Right you are, Mangetout. It was nice of this guy to warn us ahead of time.
And he used up his one and only post, in a successful effort to leave. Why didn’t he just . . . leave?
My guess: in some weird way, they’re accumulating a database of abandoned message boards where they know spam will remain without any kind of moderation. Black hat SEO, plain and simple.
Because by publicly requesting that his account be deleted, he was making a statement.
I would think just the opposite. I think it is an easy way to find boards that are active and will be seen by people to narrow the number of boards for their true posting bot to come through.
maybe to collect a list of dead message boards to sell to spammers. Yes, that is an incomplete sentience.
What kind of sentience?
Y’know. He didn’t say much, but he was pithy and to the point. Would’ve made a good Doper… perhaps even great. What is his stance on UHC? Probably for it. On which side does he fall on the partisan line? I’m thinking a little left of center. Is he afraid of the LHC creating a black hole that’ll swallow the earth? Probably not, I’m sure he’s got a good bead on science. Is he an Atheist, agnostic, theist — what?! Probably an agnostic like me. Does he have cats? And how many?!
Gosh, I almost feel like I know him. Like we could have a few drinks and laugh about the good ol’ days. I surely already miss him. Farewell dear titynintebted. Farewell…
A mod on another forum that got spammed with this suggested something like that; that if the post is deleted the bot sender will know the board is active and send something nastier; so he/she just locked the thread instead of deleting it.
Damn it, cmyk, you know the rules. You must now post pictures of titynintebted’s theoretical cat(s). No, you can’t just post a picture of a box and expect us to believe the theoretical cat(s) is/are in there.
Only forum number five is alive.
On boards that are active and moderated, spam is more likely to be deleted. On boards that are abandoned or with only occasional moderation – and there’s tens, if not hundreds of thousands of them – future spam will remain. It might not be seen by many people, but the search engines will encounter it, and the more they do, the higher the Google PageRank or Bing ranking of the spammed URL will be.
This kind of thinking is so snaky, I don’t know whether to give it an award or run away screaming…

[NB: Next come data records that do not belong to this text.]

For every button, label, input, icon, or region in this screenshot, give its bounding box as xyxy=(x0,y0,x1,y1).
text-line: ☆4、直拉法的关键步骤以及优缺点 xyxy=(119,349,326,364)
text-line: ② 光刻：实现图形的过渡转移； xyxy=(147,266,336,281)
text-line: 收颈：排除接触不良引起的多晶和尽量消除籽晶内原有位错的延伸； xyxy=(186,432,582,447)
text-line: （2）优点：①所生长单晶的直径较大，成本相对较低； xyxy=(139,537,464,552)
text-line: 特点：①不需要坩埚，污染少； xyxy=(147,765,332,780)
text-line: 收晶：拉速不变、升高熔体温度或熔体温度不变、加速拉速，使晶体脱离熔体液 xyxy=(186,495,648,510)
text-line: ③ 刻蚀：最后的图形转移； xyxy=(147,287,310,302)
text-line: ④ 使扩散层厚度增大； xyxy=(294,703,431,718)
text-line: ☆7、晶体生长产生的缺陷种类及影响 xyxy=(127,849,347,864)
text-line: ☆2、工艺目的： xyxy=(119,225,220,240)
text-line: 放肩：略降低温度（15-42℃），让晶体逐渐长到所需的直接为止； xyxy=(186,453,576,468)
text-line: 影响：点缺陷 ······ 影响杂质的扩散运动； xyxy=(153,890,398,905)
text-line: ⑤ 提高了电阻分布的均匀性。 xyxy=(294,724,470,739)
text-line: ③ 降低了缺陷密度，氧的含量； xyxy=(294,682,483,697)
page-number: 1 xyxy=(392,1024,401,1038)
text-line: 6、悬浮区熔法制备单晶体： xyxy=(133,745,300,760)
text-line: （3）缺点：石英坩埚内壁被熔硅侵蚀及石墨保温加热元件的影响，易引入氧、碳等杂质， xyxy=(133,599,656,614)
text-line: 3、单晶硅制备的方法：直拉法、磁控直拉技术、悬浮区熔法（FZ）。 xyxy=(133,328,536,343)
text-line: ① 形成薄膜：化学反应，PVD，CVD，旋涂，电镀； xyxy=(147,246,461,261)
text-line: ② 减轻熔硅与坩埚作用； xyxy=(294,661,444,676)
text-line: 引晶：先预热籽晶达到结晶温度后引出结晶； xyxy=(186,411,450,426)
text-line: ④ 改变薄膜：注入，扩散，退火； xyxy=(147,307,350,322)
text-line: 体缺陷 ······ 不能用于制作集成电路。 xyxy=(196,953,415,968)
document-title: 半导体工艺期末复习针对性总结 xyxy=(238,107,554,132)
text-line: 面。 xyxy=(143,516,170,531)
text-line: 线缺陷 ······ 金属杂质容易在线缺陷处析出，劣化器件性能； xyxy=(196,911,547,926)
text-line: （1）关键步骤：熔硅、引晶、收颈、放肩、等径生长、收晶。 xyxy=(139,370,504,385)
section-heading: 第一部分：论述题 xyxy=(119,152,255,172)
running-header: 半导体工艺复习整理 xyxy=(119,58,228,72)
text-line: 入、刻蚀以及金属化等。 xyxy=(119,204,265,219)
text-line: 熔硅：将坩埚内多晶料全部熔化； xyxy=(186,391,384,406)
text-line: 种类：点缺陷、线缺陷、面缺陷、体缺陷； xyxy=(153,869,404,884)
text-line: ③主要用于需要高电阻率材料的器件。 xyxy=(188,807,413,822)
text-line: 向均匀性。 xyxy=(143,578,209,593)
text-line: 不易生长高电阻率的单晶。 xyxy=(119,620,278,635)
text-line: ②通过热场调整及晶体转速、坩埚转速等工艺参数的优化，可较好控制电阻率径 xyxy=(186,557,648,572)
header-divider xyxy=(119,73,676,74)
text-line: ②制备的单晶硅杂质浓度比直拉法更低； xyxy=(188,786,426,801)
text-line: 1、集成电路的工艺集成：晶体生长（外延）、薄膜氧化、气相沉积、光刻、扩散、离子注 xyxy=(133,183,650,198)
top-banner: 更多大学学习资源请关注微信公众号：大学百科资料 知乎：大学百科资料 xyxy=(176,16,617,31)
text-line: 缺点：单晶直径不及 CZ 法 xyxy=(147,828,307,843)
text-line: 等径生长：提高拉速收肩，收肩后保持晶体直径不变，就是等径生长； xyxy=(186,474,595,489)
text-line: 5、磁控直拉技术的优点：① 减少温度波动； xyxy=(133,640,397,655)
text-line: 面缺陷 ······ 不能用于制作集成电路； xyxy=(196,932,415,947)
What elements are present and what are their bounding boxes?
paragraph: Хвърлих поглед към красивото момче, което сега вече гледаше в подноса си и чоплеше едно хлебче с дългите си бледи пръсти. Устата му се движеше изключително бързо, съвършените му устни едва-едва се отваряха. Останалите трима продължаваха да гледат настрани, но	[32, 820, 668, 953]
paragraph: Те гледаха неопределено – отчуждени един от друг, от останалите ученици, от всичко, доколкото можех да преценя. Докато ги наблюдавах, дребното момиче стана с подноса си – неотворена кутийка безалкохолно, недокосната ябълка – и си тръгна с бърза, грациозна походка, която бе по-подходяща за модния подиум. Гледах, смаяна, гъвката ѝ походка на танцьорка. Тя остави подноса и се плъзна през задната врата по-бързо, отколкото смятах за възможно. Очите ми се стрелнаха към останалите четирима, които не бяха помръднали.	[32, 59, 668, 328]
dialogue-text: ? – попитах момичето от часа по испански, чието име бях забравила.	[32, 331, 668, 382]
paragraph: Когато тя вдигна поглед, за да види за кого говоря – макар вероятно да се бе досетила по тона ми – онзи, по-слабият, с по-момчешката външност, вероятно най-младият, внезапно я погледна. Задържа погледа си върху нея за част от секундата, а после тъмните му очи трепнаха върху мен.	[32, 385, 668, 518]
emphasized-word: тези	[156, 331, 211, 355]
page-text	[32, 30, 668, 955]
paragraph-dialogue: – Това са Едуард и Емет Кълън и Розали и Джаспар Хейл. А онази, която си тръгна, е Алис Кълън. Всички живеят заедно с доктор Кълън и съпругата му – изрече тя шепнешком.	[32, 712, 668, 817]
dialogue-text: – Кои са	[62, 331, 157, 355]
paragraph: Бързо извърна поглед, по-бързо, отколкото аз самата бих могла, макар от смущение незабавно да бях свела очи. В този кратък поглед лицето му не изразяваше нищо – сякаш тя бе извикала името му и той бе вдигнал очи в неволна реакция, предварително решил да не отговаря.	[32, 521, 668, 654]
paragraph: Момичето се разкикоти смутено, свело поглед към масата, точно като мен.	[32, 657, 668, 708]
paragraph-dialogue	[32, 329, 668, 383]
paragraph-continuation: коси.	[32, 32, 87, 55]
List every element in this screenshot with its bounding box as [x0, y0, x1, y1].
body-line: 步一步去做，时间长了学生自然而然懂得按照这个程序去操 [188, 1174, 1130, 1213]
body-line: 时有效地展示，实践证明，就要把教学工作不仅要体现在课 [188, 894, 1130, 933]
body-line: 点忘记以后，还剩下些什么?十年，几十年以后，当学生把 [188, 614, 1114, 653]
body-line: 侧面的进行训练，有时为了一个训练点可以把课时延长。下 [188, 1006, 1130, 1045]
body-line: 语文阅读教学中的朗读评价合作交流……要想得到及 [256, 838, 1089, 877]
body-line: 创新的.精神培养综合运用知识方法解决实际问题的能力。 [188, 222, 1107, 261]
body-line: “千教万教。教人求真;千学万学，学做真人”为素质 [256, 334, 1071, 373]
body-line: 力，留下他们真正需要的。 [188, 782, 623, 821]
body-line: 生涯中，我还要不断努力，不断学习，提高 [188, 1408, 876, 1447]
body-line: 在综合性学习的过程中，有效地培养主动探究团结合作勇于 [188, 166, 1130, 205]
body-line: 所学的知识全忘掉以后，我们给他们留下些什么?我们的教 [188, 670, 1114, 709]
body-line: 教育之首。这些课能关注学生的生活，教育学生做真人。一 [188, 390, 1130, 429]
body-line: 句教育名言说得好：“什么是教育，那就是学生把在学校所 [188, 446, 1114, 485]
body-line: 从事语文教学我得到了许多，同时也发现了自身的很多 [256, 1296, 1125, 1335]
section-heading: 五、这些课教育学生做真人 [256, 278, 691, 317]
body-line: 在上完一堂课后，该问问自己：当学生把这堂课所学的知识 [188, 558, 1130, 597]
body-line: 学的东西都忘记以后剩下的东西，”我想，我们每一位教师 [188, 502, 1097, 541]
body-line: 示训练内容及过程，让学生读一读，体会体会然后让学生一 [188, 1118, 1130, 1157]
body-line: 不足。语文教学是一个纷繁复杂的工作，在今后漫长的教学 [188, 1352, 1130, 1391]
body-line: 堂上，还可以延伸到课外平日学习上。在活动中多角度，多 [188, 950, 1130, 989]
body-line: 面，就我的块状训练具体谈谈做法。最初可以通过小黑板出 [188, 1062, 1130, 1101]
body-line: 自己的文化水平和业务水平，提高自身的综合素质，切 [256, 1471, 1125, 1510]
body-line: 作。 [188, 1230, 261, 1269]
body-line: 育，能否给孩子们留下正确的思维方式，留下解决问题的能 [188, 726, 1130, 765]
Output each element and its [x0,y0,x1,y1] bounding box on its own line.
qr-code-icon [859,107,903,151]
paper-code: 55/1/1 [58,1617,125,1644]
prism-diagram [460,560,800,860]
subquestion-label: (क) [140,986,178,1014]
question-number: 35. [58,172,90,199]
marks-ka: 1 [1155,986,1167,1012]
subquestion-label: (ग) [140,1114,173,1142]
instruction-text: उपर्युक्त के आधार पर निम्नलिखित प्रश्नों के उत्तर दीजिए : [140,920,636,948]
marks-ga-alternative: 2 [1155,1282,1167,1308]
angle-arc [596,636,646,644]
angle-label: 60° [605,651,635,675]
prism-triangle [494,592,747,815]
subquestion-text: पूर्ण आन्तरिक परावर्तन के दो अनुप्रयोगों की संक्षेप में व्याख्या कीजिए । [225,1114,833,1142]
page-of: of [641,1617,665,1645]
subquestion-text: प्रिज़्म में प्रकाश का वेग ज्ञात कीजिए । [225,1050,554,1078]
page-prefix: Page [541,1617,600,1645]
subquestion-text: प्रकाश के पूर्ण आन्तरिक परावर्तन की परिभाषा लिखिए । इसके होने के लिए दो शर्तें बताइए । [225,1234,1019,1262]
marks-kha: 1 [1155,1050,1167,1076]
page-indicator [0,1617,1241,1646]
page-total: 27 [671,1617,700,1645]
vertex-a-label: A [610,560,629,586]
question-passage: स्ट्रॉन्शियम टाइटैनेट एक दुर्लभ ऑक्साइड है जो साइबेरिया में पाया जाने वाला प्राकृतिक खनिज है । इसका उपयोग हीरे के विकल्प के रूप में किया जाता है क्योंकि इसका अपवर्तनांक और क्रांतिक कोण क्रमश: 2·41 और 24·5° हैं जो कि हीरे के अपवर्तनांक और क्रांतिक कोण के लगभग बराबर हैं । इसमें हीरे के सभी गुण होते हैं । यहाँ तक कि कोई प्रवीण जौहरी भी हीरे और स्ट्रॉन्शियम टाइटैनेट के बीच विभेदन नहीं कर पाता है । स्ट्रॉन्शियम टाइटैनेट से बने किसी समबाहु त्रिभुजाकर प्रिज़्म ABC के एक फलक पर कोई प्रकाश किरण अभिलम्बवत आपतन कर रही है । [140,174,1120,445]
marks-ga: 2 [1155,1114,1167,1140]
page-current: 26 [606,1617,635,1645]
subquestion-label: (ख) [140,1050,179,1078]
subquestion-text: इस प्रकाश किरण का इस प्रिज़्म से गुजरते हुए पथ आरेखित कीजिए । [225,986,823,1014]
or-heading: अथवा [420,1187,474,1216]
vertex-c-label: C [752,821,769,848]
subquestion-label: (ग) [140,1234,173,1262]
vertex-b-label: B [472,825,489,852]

I’d ask John Mace if he was right on this one’s join date (like I was) before opening this topic but I’m not sure if he reads this forum.
I know, I know… Actually, I was going to post a picture of a closed box, but then the real question would be: Is it alive, or dead?
(Much like this forum)
Both.
As message board administrators and moderators are becoming more savvy, spammers are trying new techniques to make forum spam stick around a little bit longer so the search engines can find them. It’s an ongoing battle. Take, for instance, bots. Email verification was intended to stop automated registration and posting bots. Updated bots responded to the registration validation email. Captchas were implemented. Bots can now break the captchas. Savvy administrators are responding with captchas that have custom fonts, requiring new users to answer custom questions, and plugins such as StopForumSpam that recognize most of the usernames, email addresses and IPs of ongoing bot spam campaigns.
To get around the bot barriers, many are resorting to so-called search engine optimization firms, many of which are based in India, the Philippines, and Pakistan. Message board operators became wise to users registering with IPs from India but with locations like “us A”, “the newyork” and “los Anges”, and the spam was pretty obvious. The manual spammers responded with hidden link spam and tag team spam (one user posts a question, another posts an answer with the link to the spammed site), many through temporary proxies on PCs connected through cable systems in the US, UK and Canada.
There’s Chinese sneaker and WoW gold spam. Nigerian Nokia spam. Lots of forum spam from Israel now, thanks to the presence of Russian immigrants with connections to spam and hacking rings in the old country. Those types of brute-force spam are usually deleted immediately on well-managed boards, but on a large board with many subforums, a corporate or organization board with only occasional traffic, or an abandoned board, they’ll stick around for a long, long time.
Someday, look at the profile of a new user. Manually decrease the user number and reload. Go through ten or twenty profiles. There’s hundreds, if not thousands of spambots among the SDMB’s new users, because the SDMB’s vBulletin configuration is mostly stock; it’s left mostly to the mods to fight the spammers. Custom captcha fonts and the StopForumSpam plugin will stop 90% to 98% of the spammers that attempt to register here, freeing the mods to … well, mdoerate.
Before I forget, there’s also spammers that spam without making a single post. How? They’ll put links in their signature or profile, which may be seen by search engines if forum permissions allow profiles to be viewed by unregistered guests.
Take, for instance, this new Doper.
Surprised this user hasn’t been banned yet.
The SDMB does a lot to keep people from registering socks, for instance by banning well-known proxies, but it doesn’t keep the spammers out.
Thanks for the first – it’s been banned.
The second was set up by an admin to run a test on some spammer-catcher software, which will help us in our never-ending fight against them.
So the admins use Viagra to improve performance?